After meeting Janet Gourlay in 1896 during the excavations in Egypt, the two began working together. Although they are often described as 'friends', it is evident from their written communication that there was more to their relationship:

"Oh dearest, I wish I knew the Gaelic language, for I believe you are able to say all sorts of affectionate things in it which English can't express. I do want you in bodily presence very badly, my dearest."
— Margaret Benson to Janet Gourlay, 1896, Life and Letters of Maggie Benson (page 221)

While neither woman married in the legal sense, they lived together for decades, and likely perceived themselves as married.

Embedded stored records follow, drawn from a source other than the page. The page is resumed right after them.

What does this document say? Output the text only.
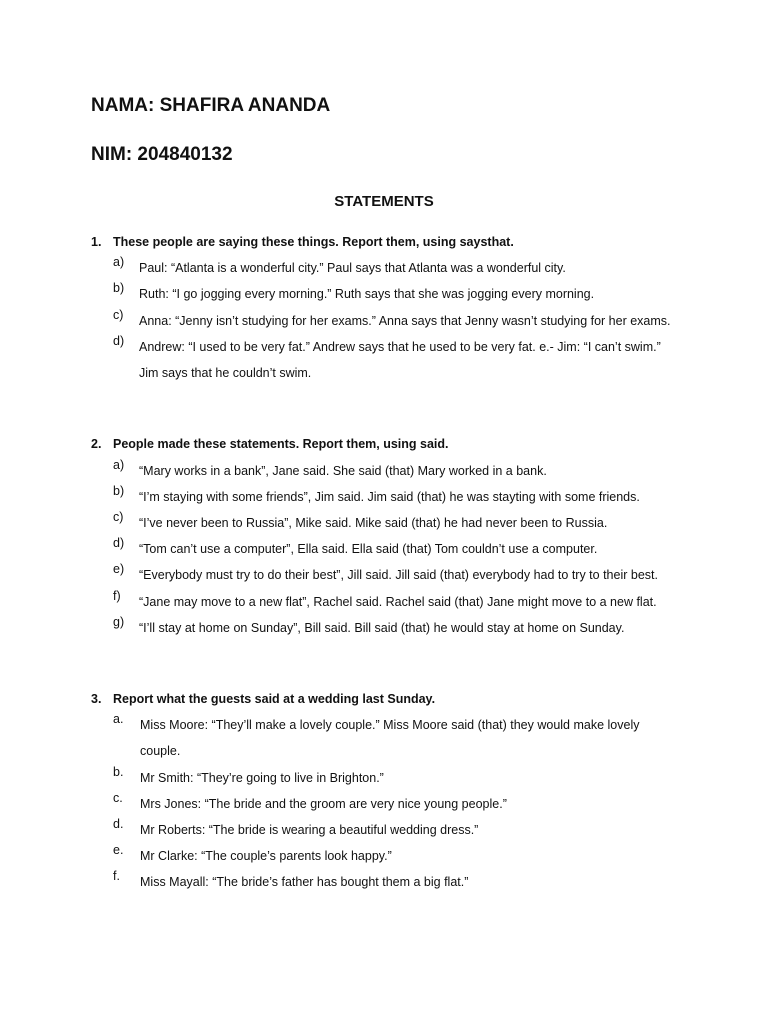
NAMA: SHAFIRA ANANDA
NIM: 204840132
STATEMENTS
1. These people are saying these things. Report them, using saysthat.
a) Paul: “Atlanta is a wonderful city.” Paul says that Atlanta was a wonderful city.
b) Ruth: “I go jogging every morning.” Ruth says that she was jogging every morning.
c) Anna: “Jenny isn’t studying for her exams.” Anna says that Jenny wasn’t studying for her exams.
d) Andrew: “I used to be very fat.” Andrew says that he used to be very fat. e.- Jim: “I can’t swim.” Jim says that he couldn’t swim.
2. People made these statements. Report them, using said.
a) “Mary works in a bank”, Jane said. She said (that) Mary worked in a bank.
b) “I’m staying with some friends”, Jim said. Jim said (that) he was stayting with some friends.
c) “I’ve never been to Russia”, Mike said. Mike said (that) he had never been to Russia.
d) “Tom can’t use a computer”, Ella said. Ella said (that) Tom couldn’t use a computer.
e) “Everybody must try to do their best”, Jill said. Jill said (that) everybody had to try to their best.
f) “Jane may move to a new flat”, Rachel said. Rachel said (that) Jane might move to a new flat.
g) “I’ll stay at home on Sunday”, Bill said. Bill said (that) he would stay at home on Sunday.
3. Report what the guests said at a wedding last Sunday.
a. Miss Moore: “They’ll make a lovely couple.” Miss Moore said (that) they would make lovely couple.
b. Mr Smith: “They’re going to live in Brighton.”
c. Mrs Jones: “The bride and the groom are very nice young people.”
d. Mr Roberts: “The bride is wearing a beautiful wedding dress.”
e. Mr Clarke: “The couple’s parents look happy.”
f. Miss Mayall: “The bride’s father has bought them a big flat.”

Margaret's poor health began at the age of 20, when she contracted scarlet fever. In the next five years, she developed the symptoms of rheumatism and arthritis, which led her to seek relief in the warm climate of Egypt. Her health later led her to be unable to continue excavating after 1897. Margaret also developed pleurisy around this same time, and in 1900 she had a heart attack. She suffered a severe mental breakdown in 1907, and was treated first in an asylum at St George's Convent, Wivelsfield, Sussex, and from November 1907 to 1912, at the Priory Hospital in Roehampton. From 1907 until her death, Margaret experienced hallucinations and self-harm, as well as aggression towards her mother. According to her brother E. F. Benson, Margaret became obsessed with Lucy Tait, her mother's lover, and became convinced that Lucy was conspiring to get rid of her. E. F. Benson did not provide details in his account, but his writing suggested that she had tried to kill her mother. Margaret died of heart failure in 1916 at the age of 50.

==Publications==

- Benson, Margaret. Capital, Labour, Trade, and the Outlook, 1891. A textbook.
- Benson, Margaret. Subject to Vanity, Methuen, 1894. "A volume of humorous and sympathetic sketches of animal life and home pets," with numerous illustrations.
- Benson, Margaret and Gourlay, Janet. The Temple of Mut in Asher: An account of the excavation of the temple and of the religious representations and objects found therein, as illustrating the history of Egypt and the main religious ideas of the Egyptians, London, John Murray, 1899
- Benson, Margaret. The Soul of a Cat, and Other Stories, Heinemann, 1901. "Stories about animals."
- Benson, Margaret. The Venture of Rational Faith, 1908. Religious philosophy.
- Benson, Margaret. The Court of the King, 1912. 'Fanciful stories'.